Oil futures contracts showed volatility in part of this Friday (8) but gained momentum after the monthly employment report (payroll) for June from the United States. The higher-than-expected job creation has eased some fears about the risk of a recession in the world’s largest economy, with consequences for oil demand.
WTI crude for August closed up 2.00% ($2.06) at $104.79 a barrel on the New York Mercantile Exchange (Nymex), and Brent for September was up 2.26% ( US$2.37), at US$107.02 a barrel, on the Intercontinental Exchange (ICE). In the weekly comparison, the WTI contract fell 3.36% and the Brent contract was down 4.13%.
There was, therefore, a considerable drop in oil throughout this week. According to Capital Economics, this occurred in the face of greater concerns of lower global growth and, consequently, lower demand for the commodity.
The consultancy also highlights, in a report to clients, the volatility of contracts in recent days, which for it reflects the uncertainty about the global economy and the oil market itself.

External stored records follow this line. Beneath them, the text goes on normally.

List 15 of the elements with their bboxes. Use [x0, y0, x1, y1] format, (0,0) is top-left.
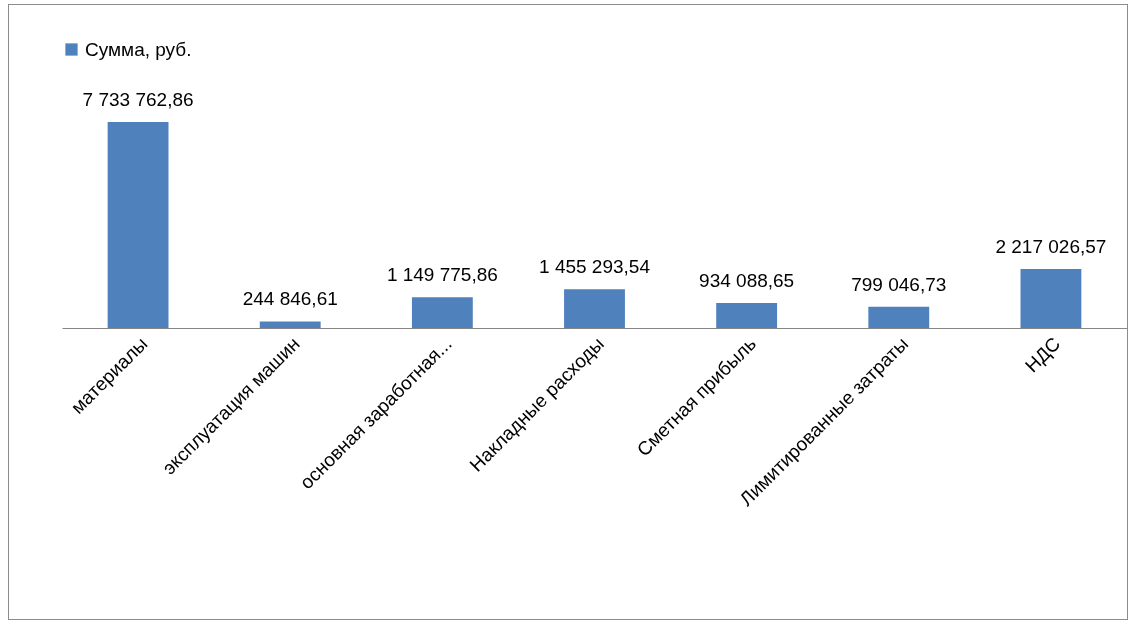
bar [411, 297, 473, 328]
bar [564, 289, 625, 328]
data-label: 799 046,73 [851, 273, 947, 295]
data-label: 934 088,65 [699, 270, 795, 292]
data-label: 1 149 775,86 [386, 264, 498, 286]
legend-label: Сумма, руб. [85, 38, 192, 60]
bar [1020, 268, 1082, 328]
data-label: 7 733 762,86 [82, 89, 194, 110]
bar [259, 321, 321, 328]
data-label: 1 455 293,54 [539, 256, 651, 278]
bar [716, 303, 778, 328]
data-label: 2 217 026,57 [995, 235, 1107, 257]
data-label: 244 846,61 [242, 288, 338, 310]
bar [868, 306, 930, 328]
bar [107, 122, 169, 328]
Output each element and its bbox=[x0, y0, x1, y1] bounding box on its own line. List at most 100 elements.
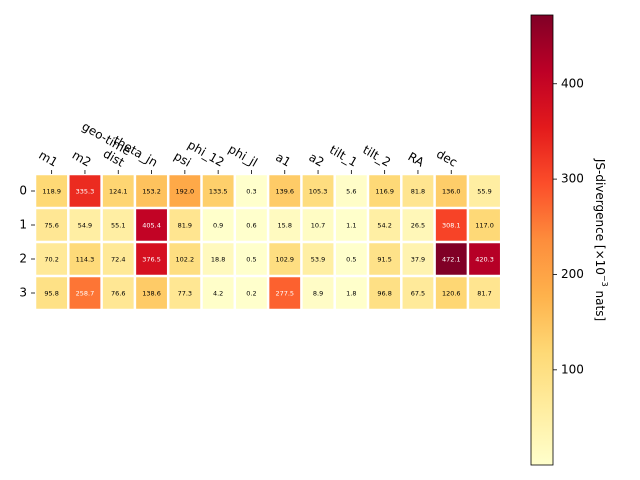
heatmap-cell bbox=[102, 209, 134, 241]
cell-value-label: 117.0 bbox=[475, 222, 494, 230]
cell-value-label: 258.7 bbox=[76, 290, 95, 298]
heatmap-cell bbox=[369, 209, 401, 241]
cell-value-label: 75.6 bbox=[44, 222, 58, 230]
heatmap-cell bbox=[402, 209, 434, 241]
colorbar-tick-label: 100 bbox=[561, 362, 584, 376]
heatmap-cell bbox=[136, 277, 167, 309]
x-tick-label: tilt_2 bbox=[360, 143, 393, 170]
cell-value-label: 114.3 bbox=[76, 256, 95, 264]
heatmap-cell bbox=[202, 243, 234, 275]
x-tick-label: m2 bbox=[70, 148, 94, 170]
heatmap-cell bbox=[469, 277, 500, 309]
x-tick-label: tilt_1 bbox=[327, 143, 360, 170]
heatmap-cell bbox=[402, 175, 434, 207]
y-tick-label: 2 bbox=[19, 252, 27, 266]
cell-value-label: 55.9 bbox=[477, 188, 491, 196]
heatmap-cell bbox=[36, 243, 68, 275]
heatmap-cell bbox=[69, 175, 101, 207]
heatmap-cell bbox=[435, 243, 467, 275]
heatmap-cell bbox=[302, 175, 334, 207]
cell-value-label: 472.1 bbox=[442, 256, 461, 264]
heatmap-cell bbox=[102, 277, 134, 309]
cell-value-label: 277.5 bbox=[275, 290, 294, 298]
colorbar-label: JS-divergence [×10−3 nats] bbox=[594, 158, 610, 321]
heatmap-cell bbox=[69, 209, 101, 241]
cell-value-label: 118.9 bbox=[42, 188, 61, 196]
cell-value-label: 5.6 bbox=[346, 188, 356, 196]
colorbar-tick-label: 400 bbox=[561, 76, 584, 90]
x-tick-label: dec bbox=[434, 147, 460, 170]
cell-value-label: 376.5 bbox=[142, 256, 161, 264]
x-tick-label: a2 bbox=[307, 150, 327, 170]
heatmap-cell bbox=[236, 243, 267, 275]
cell-value-label: 0.9 bbox=[213, 222, 223, 230]
colorbar-label-exponent: −3 bbox=[601, 275, 610, 287]
cell-value-label: 10.7 bbox=[311, 222, 325, 230]
cell-value-label: 95.8 bbox=[44, 290, 58, 298]
cell-value-label: 54.9 bbox=[78, 222, 92, 230]
heatmap-grid: 118.9 335.3 124.1 153.2 192.0 133.5 0.3 139.6 10… bbox=[36, 175, 500, 309]
cell-value-label: 67.5 bbox=[411, 290, 425, 298]
heatmap-cell bbox=[469, 243, 500, 275]
heatmap-cell bbox=[435, 175, 467, 207]
heatmap-cell bbox=[269, 243, 301, 275]
colorbar-tick-label: 200 bbox=[561, 267, 584, 281]
x-tick-label: m1 bbox=[36, 148, 60, 170]
colorbar-ticks: 100 200 300 400 bbox=[553, 76, 584, 376]
heatmap-cell bbox=[136, 209, 167, 241]
heatmap-cell bbox=[36, 277, 68, 309]
cell-value-label: 72.4 bbox=[111, 256, 125, 264]
colorbar-tick-label: 300 bbox=[561, 172, 584, 186]
cell-value-label: 96.8 bbox=[377, 290, 391, 298]
cell-value-label: 116.9 bbox=[375, 188, 394, 196]
cell-value-label: 139.6 bbox=[275, 188, 294, 196]
cell-value-label: 120.6 bbox=[442, 290, 461, 298]
cell-value-label: 91.5 bbox=[377, 256, 391, 264]
colorbar-gradient bbox=[530, 14, 554, 466]
colorbar-label-suffix: nats] bbox=[594, 287, 608, 321]
cell-value-label: 70.2 bbox=[44, 256, 58, 264]
heatmap-cell bbox=[402, 277, 434, 309]
cell-value-label: 26.5 bbox=[411, 222, 425, 230]
cell-value-label: 1.8 bbox=[346, 290, 356, 298]
cell-value-label: 308.1 bbox=[442, 222, 461, 230]
heatmap-cell bbox=[269, 209, 301, 241]
cell-value-label: 76.6 bbox=[111, 290, 125, 298]
heatmap-cell bbox=[269, 175, 301, 207]
cell-value-label: 54.2 bbox=[377, 222, 391, 230]
cell-value-label: 405.4 bbox=[142, 222, 161, 230]
cell-value-label: 15.8 bbox=[278, 222, 292, 230]
y-tick-label: 1 bbox=[19, 218, 27, 232]
heatmap-cell bbox=[169, 277, 201, 309]
heatmap-cell bbox=[302, 277, 334, 309]
y-axis: 0 1 2 3 bbox=[19, 184, 35, 300]
heatmap-cell bbox=[469, 175, 500, 207]
cell-value-label: 77.3 bbox=[178, 290, 192, 298]
cell-value-label: 105.3 bbox=[309, 188, 328, 196]
heatmap-cell bbox=[369, 243, 401, 275]
cell-value-label: 53.9 bbox=[311, 256, 325, 264]
heatmap-cell bbox=[335, 209, 367, 241]
heatmap-cell bbox=[335, 175, 367, 207]
cell-value-label: 0.6 bbox=[246, 222, 256, 230]
y-tick-label: 3 bbox=[19, 286, 27, 300]
cell-value-label: 420.3 bbox=[475, 256, 494, 264]
colorbar: 100 200 300 400 JS-divergence [×10−3 nats] bbox=[530, 14, 610, 466]
heatmap-cell bbox=[102, 243, 134, 275]
heatmap-cell bbox=[236, 277, 267, 309]
heatmap-cell bbox=[169, 175, 201, 207]
cell-value-label: 153.2 bbox=[142, 188, 161, 196]
heatmap-cell bbox=[136, 175, 167, 207]
heatmap-cell bbox=[169, 243, 201, 275]
y-tick-label: 0 bbox=[19, 184, 27, 198]
cell-value-label: 1.1 bbox=[346, 222, 356, 230]
heatmap-cell bbox=[302, 209, 334, 241]
cell-value-label: 124.1 bbox=[109, 188, 128, 196]
cell-value-label: 102.9 bbox=[275, 256, 294, 264]
heatmap-cell bbox=[202, 277, 234, 309]
cell-value-label: 335.3 bbox=[76, 188, 95, 196]
heatmap-cell bbox=[335, 243, 367, 275]
cell-value-label: 0.2 bbox=[246, 290, 256, 298]
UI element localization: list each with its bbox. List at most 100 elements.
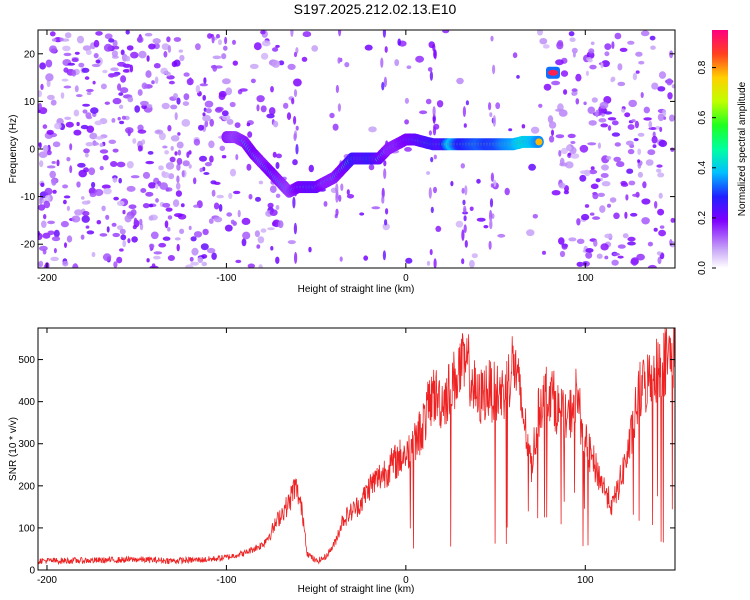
snr-x-tick-label: -200 <box>37 575 57 586</box>
spectrogram-noise-cell <box>193 231 203 238</box>
spectrogram-noise-cell <box>54 122 62 130</box>
spectrogram-noise-cell <box>601 60 610 68</box>
spectrogram-noise-cell <box>153 255 161 260</box>
spectrogram-noise-cell <box>111 118 116 123</box>
spectrogram-noise-cell <box>99 149 109 154</box>
spectrogram-noise-cell <box>258 180 264 185</box>
spectrogram-noise-cell <box>247 263 255 268</box>
spectrogram-noise-cell <box>52 141 61 148</box>
spectrogram-noise-cell <box>204 162 212 167</box>
spectrogram-noise-cell <box>235 154 239 161</box>
spectrogram-noise-cell <box>148 182 156 189</box>
spectrogram-noise-cell <box>103 43 113 52</box>
spectrogram-noise-cell <box>63 199 67 205</box>
spectrogram-noise-cell <box>292 159 298 166</box>
spectrogram-noise-cell <box>329 112 335 119</box>
spectrogram-noise-cell <box>101 205 106 212</box>
spectrogram-noise-cell <box>64 32 72 39</box>
spectrogram-noise-cell <box>634 120 640 129</box>
spectrogram-noise-cell <box>176 243 180 252</box>
spectrogram-noise-cell <box>174 112 178 121</box>
spectrogram-noise-cell <box>193 204 199 208</box>
spectrogram-noise-cell <box>95 59 101 64</box>
spectrogram-noise-cell <box>73 129 82 136</box>
spectrogram-streak-cell <box>293 133 297 141</box>
spectrogram-noise-cell <box>69 165 73 174</box>
spectrogram-noise-cell <box>224 224 233 232</box>
spectrogram-noise-cell <box>126 185 136 192</box>
spectrogram-noise-cell <box>226 212 233 217</box>
spectrogram-x-label: Height of straight line (km) <box>298 284 415 295</box>
spectrogram-noise-cell <box>542 44 550 49</box>
spectrogram-noise-cell <box>169 156 176 163</box>
spectrogram-x-tick-label: 100 <box>577 273 594 284</box>
spectrogram-noise-cell <box>566 144 572 152</box>
spectrogram-noise-cell <box>176 157 183 165</box>
spectrogram-noise-cell <box>40 83 44 90</box>
spectrogram-noise-cell <box>216 194 224 199</box>
spectrogram-noise-cell <box>653 227 658 232</box>
spectrogram-noise-cell <box>576 238 585 244</box>
spectrogram-noise-cell <box>635 51 643 57</box>
spectrogram-noise-cell <box>147 151 154 155</box>
spectrogram-noise-cell <box>657 208 665 216</box>
spectrogram-noise-cell <box>188 225 192 231</box>
spectrogram-noise-cell <box>160 67 168 75</box>
spectrogram-noise-cell <box>666 78 673 86</box>
spectrogram-noise-cell <box>76 94 83 98</box>
spectrogram-noise-cell <box>647 241 654 247</box>
spectrogram-noise-cell <box>579 144 589 153</box>
spectrogram-noise-cell <box>611 259 619 266</box>
spectrogram-noise-cell <box>188 164 192 169</box>
spectrogram-noise-cell <box>275 256 280 264</box>
spectrogram-noise-cell <box>127 96 134 103</box>
spectrogram-noise-cell <box>590 183 599 190</box>
spectrogram-streak-cell <box>292 196 296 209</box>
spectrogram-noise-cell <box>120 75 127 83</box>
spectrogram-noise-cell <box>558 182 566 189</box>
spectrogram-noise-cell <box>46 79 51 88</box>
spectrogram-noise-cell <box>620 182 629 187</box>
spectrogram-noise-cell <box>86 230 95 235</box>
spectrogram-noise-cell <box>433 186 437 194</box>
spectrogram-noise-cell <box>82 103 90 107</box>
spectrogram-noise-cell <box>556 41 564 50</box>
spectrogram-noise-cell <box>651 82 659 90</box>
spectrogram-noise-cell <box>483 225 489 229</box>
spectrogram-noise-cell <box>76 35 85 44</box>
spectrogram-noise-cell <box>128 204 137 209</box>
spectrogram-noise-cell <box>167 45 172 53</box>
snr-y-tick-label: 0 <box>29 566 35 577</box>
spectrogram-noise-cell <box>84 76 90 80</box>
spectrogram-noise-cell <box>96 220 102 225</box>
spectrogram-noise-cell <box>270 246 274 251</box>
spectrogram-noise-cell <box>212 64 218 72</box>
spectrogram-noise-cell <box>504 187 510 196</box>
spectrogram-noise-cell <box>203 172 210 175</box>
spectrogram-noise-cell <box>216 34 220 39</box>
spectrogram-noise-cell <box>242 231 251 240</box>
spectrogram-noise-cell <box>619 47 628 53</box>
spectrogram-streak-cell <box>384 46 388 53</box>
spectrogram-noise-cell <box>643 117 652 121</box>
spectrogram-noise-cell <box>647 264 657 268</box>
spectrogram-noise-cell <box>170 135 180 142</box>
spectrogram-noise-cell <box>627 241 636 246</box>
spectrogram-noise-cell <box>103 188 112 195</box>
spectrogram-noise-cell <box>60 92 65 99</box>
spectrogram-noise-cell <box>125 55 131 62</box>
spectrogram-streak-cell <box>290 30 294 37</box>
spectrogram-noise-cell <box>638 60 645 65</box>
spectrogram-noise-cell <box>52 189 57 194</box>
spectrogram-noise-cell <box>202 112 206 117</box>
spectrogram-noise-cell <box>260 52 269 60</box>
spectrogram-noise-cell <box>76 121 80 127</box>
spectrogram-noise-cell <box>599 101 609 109</box>
spectrogram-noise-cell <box>255 196 261 202</box>
spectrogram-noise-cell <box>202 228 209 236</box>
spectrogram-noise-cell <box>162 236 171 241</box>
spectrogram-noise-cell <box>43 214 47 220</box>
spectrogram-noise-cell <box>670 147 675 152</box>
spectrogram-noise-cell <box>651 135 658 144</box>
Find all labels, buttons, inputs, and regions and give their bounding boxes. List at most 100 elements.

Today, after volatility in the early hours of the day, oil has firmed in positive territory, after confirming higher-than-expected job creation in the US in June. The strong labor market data helped to reduce some fears about the US economy, although analysts generally predict a slowdown ahead, a view shared by President Joe Biden himself.
For Oanda, contracts tend to fluctuate within a range, in the current framework. She believes prices will remain above US$100 a barrel, with risks of supply problems still high.